Edo van Belkom's book, Writing Horror, has an advantage over the other books I've read because it is specifically about the horror genre.

Within the 216 pages, the following topics are covered:
  • A definition of horror and its sub-genres
  • The elements of a story (plot, characters, setting, dialogue, etc.)
  • How horror works
  • Revising
  • Selling
  • Manuscript format and how to send it
  • The horror fiction marketplace
  • Contracts and agents
The book also features brief, three-question interviews with authors including Richard Laymon, Douglas Clegg and Kathryn Ptacek.

Writing Horror was helpful to me, as a beginner, but I'm unsure whether it would be beneficial to others who are more experienced. It covers the basics and not much else. And hopefully anyone who is interested in writing horror will already know the horror sub-genres and have read most of the authors listed. The book can also be repetitive at times (especially about being persistent), but it works to drill it into your head. But I found the exercises to be useful, and learned about things I never knew much about before, such as SASEs and manuscript format.

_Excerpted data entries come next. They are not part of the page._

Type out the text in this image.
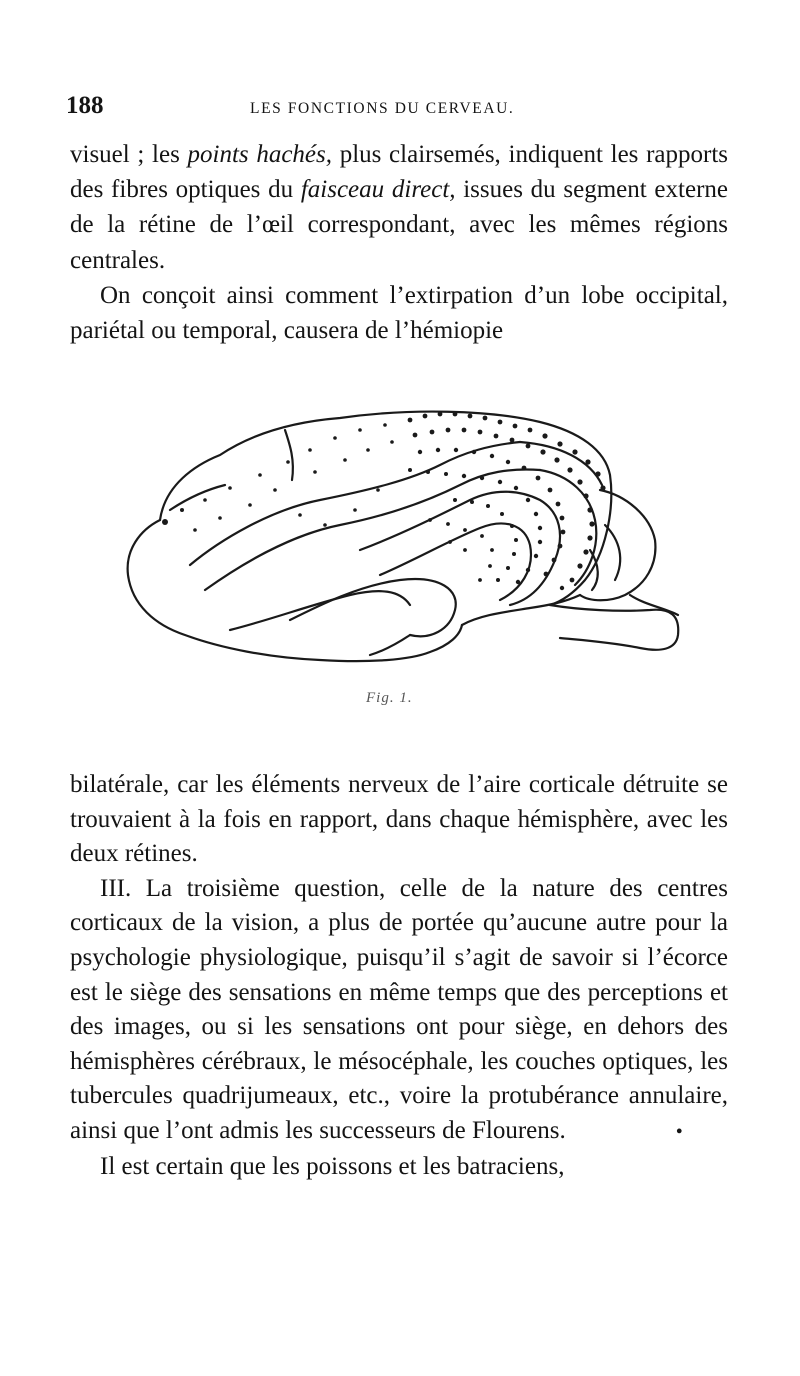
188	LES FONCTIONS DU CERVEAU.

visuel ; les points hachés, plus clairsemés, indiquent les rapports des fibres optiques du faisceau direct, issues du segment externe de la rétine de l’œil correspondant, avec les mêmes régions centrales.

On conçoit ainsi comment l’extirpation d’un lobe occipital, pariétal ou temporal, causera de l’hémiopie

Fig. 1.

bilatérale, car les éléments nerveux de l’aire corticale détruite se trouvaient à la fois en rapport, dans chaque hémisphère, avec les deux rétines.

III. La troisième question, celle de la nature des centres corticaux de la vision, a plus de portée qu’aucune autre pour la psychologie physiologique, puisqu’il s’agit de savoir si l’écorce est le siège des sensations en même temps que des perceptions et des images, ou si les sensations ont pour siège, en dehors des hémisphères cérébraux, le mésocéphale, les couches optiques, les tubercules quadrijumeaux, etc., voire la protubérance annulaire, ainsi que l’ont admis les successeurs de Flourens.	•

Il est certain que les poissons et les batraciens,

If you are interested in reading more books about writing horror, Stephen King's novel, On Writing is helpful. There are also a few other books on writing horror specifically: On Writing Horror: A Handbook by the Horror Writers Association and Writers Workshop of Horror.

Rating: 4/5

3 comments:

Stewart Sternberg said...

I am ordinarily not a large fan of how-to writing books. I do admit, that I like the idea of one specializing in horror. I remember though, when I read the King book, I went back and reread Salem's Lot and The Shining, and wouldn't you know---he apparently spent much time ignoring his own philosophy of writing. Even now, with something like Under The Dome, I want to shake King and beg him to get a new editor who will stand up to him.

Melissa Helwig said...

Haha, that's so true. I haven't even read that many of his books because he just goes on and on and it takes me forever to get through one of them.

Aaron Mason said...

Anything interesting from Laymon in the Q & A section? He always seemed like a blue collar-style writer who'd probably have some pretty good tips, plus he seemed to be a great guy to boot.